If the perpetrator is one of them, the response to this and other major almost never about the victims of sexual assault and abuse. (Yes, even if the player decided she wanted to have sex with Tyler, or if the young male wrestlers decided they wanted to have sex with Hastert, it's still an enormous abuse of position and power.) It's about the tearful contrition and confession of these men of power, often with their wives standing right next to them, keeping up appearances to show that they, too, were good parents and family women. Tyler Summit's case, was, unfairly, mostly made to be about his mother and how disappointed she must be. And don't get me started on Penn State, or various Senate and House page scandals.

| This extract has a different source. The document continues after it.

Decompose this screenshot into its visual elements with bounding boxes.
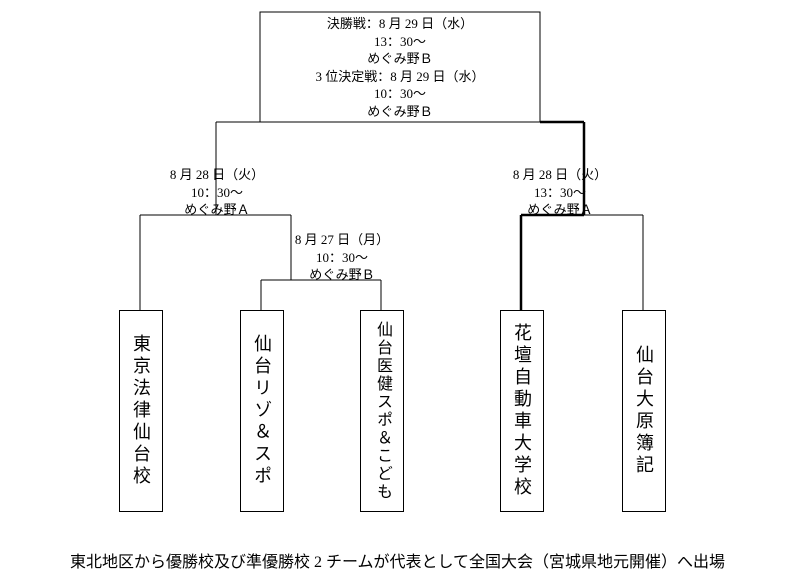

But, if you're actually out of the closet, whatever closet that might be, and the focus is not on appearance, but on the actual form of things, of how they work and function, people will assume you're deviant, a child molester. And they'll do this no matter how successful you are, or how much it's clear that a whole team of young men isn't creeped out by being around you.

So enough already of Hastert's friends saying he didn't really do anything wrong, or maybe we don't know, or it wasn't that bad. I'm one of the ones who bears the brunt of his and others' indiscretions in my work every day. As do all of us who are put to higher standards of behavior for being open about who we are. And I'm tired of it.

The closet, LGBT rights pioneers have said for years, will not protect you. So let's not let it protect Hastert, or his political cronies, either. Let's call the man what he is, and call his supporters what they are: supporters of childhood sexual abuse.

Charley Sullivan is currently the coach of Varsity Girls' Crew at Deerfield Academy in Deerfield MA. Previous to that he was the Associate Head Coach of Men's Rowing at the University of Michigan. He was the 2013 USRowing Collegiate Coach of the Year and the Assistant Coach of the USA Men's Rowing Team at the World University Games that won a gold medal in the Men's Eight in Korea in 2015.